Parafernalia de tumbabardas

Cuando uno habla del batazo estelar en el rey de los deportes -el home run- piensa involuntariamente en parques como el Foro Sol (gracias Fórmula 1 por quitárnoslo del beisbol), el Alberto Romo Chávez o el Francisco I. Madero. En contraparte, el Kukulcán y el Centenario 27 de Febrero acuden a la mente si ponderamos los escenarios con menos probabilidades de vitorear bambinazos. Pero, ¿cuál es la realidad en lo que llevamos del 2015? Estos son los estadios donde se han pegado más jonrones hasta ahora:

- Beto Ávila (Cancún): 37

- Gasmart (Tijuana): 35

- Nelson Barrera (Campeche): 33

- Romo Chávez (Aguascalientes): 30

- Monclova (Acereros): 28

- Fray Nano (Diablos): 27

Si alguien nos asegurara que un par de parques a 10 y 31 metros sobre el nivel del mar respectivamente como el Beto Ávila de Cancún y el Gasmart de Tijuana serían los más prolíferos al bambinazo, lo tacharíamos de psicópata. Pero la realidad lo confirma con sus altos promedios de 2.85 y 2.69 home runs por desafío. No es descabellado que ambas organizaciones hayan reclutado artilleros como Carlos Valencia y Román Peña Zonta para sacar provecho de sus inmuebles.

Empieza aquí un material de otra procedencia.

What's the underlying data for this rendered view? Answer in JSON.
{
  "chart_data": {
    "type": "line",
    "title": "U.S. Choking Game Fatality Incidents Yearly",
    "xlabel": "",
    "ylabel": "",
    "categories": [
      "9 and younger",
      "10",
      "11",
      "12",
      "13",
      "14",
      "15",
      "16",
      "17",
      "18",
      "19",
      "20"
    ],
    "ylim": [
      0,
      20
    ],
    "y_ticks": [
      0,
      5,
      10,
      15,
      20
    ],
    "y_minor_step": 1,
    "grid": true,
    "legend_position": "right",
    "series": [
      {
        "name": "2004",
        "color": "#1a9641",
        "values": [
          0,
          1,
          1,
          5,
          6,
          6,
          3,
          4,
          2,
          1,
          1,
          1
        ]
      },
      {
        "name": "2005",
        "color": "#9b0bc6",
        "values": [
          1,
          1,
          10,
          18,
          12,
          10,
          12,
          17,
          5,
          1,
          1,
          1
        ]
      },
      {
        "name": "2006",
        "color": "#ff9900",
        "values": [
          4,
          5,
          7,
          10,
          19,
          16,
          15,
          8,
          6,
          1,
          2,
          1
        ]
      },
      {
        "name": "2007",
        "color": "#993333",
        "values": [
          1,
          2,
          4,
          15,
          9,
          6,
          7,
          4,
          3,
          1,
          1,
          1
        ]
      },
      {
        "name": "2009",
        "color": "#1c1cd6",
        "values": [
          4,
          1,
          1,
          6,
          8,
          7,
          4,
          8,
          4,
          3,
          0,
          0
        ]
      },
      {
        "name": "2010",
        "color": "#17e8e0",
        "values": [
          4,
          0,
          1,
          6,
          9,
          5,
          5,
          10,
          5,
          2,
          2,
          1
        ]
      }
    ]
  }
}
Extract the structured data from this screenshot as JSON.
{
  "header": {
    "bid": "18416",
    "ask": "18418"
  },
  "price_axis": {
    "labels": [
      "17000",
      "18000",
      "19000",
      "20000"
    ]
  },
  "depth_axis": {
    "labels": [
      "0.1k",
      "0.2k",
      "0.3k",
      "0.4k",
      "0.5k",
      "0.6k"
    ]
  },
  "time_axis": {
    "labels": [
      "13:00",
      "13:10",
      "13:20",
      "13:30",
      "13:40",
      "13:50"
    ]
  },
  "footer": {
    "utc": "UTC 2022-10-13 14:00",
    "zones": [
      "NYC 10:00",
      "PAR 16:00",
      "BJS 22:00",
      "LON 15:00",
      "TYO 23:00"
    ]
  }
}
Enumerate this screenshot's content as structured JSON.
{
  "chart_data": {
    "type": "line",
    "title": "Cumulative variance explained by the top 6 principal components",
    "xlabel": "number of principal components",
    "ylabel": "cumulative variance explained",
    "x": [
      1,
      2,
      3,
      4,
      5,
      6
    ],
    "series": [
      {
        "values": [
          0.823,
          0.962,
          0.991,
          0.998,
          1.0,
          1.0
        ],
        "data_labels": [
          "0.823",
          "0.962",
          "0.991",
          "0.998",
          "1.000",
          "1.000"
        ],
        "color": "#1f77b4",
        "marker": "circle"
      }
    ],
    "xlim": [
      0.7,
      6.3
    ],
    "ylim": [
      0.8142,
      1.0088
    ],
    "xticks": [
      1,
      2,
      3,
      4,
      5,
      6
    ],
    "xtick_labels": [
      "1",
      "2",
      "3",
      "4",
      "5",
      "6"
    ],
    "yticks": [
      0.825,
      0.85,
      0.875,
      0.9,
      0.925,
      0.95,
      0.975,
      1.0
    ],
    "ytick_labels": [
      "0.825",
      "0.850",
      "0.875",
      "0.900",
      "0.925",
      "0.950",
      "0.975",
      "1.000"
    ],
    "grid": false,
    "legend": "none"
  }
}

Por increíble que parezca, Tabasco no ha conectado un solo cuadrangular en 10 juegos como local mientras los Guerreros han sido superados por sus visitantes por un margen de seis tablazos desaprovechando su propio hogar.

¿Cómo sumó Jorge Guzmán 39 homers -17 en Veracruz- en 2011? Hoy, el glorioso Águila compila cuatro sobre 13 duelos en el cuatro veces heroico puerto.

El mote Sultán siempre ha ido adherido a tumbabardas. Desde Mehmed II, conquistador de Constantinopla en 1453 tumbando bardas con su versátil húngaro Orban, hasta el Sultán del SWAT, Babe Ruth, y la revolución del béisbol hacia la era de la pelota viva. Pero poco han aportado los regiomontanos quienes apenas cosechan ocho estacazos en sus 10 desafíos como anfitriones.

El mejor desempeño en un juego en casa fue para Tigres, el 12 de abril, con seis palos al otro lado de las tablas frente a Oaxaca; los antihogareños Olmecas gozaron cinco vuelacercas el 1 de mayo, en Campeche, agenciándose la máxima cosecha para un visitante.

Finalmente, se corrobora el mito de que en el Estadio Nuevo Laredo la pelota no vuela: 0.33 home runs por juego y la única serie de la temporada sin un solo artillero botando la bola, verificada entre Broncos y Saraperos del 28 al 30 de abril.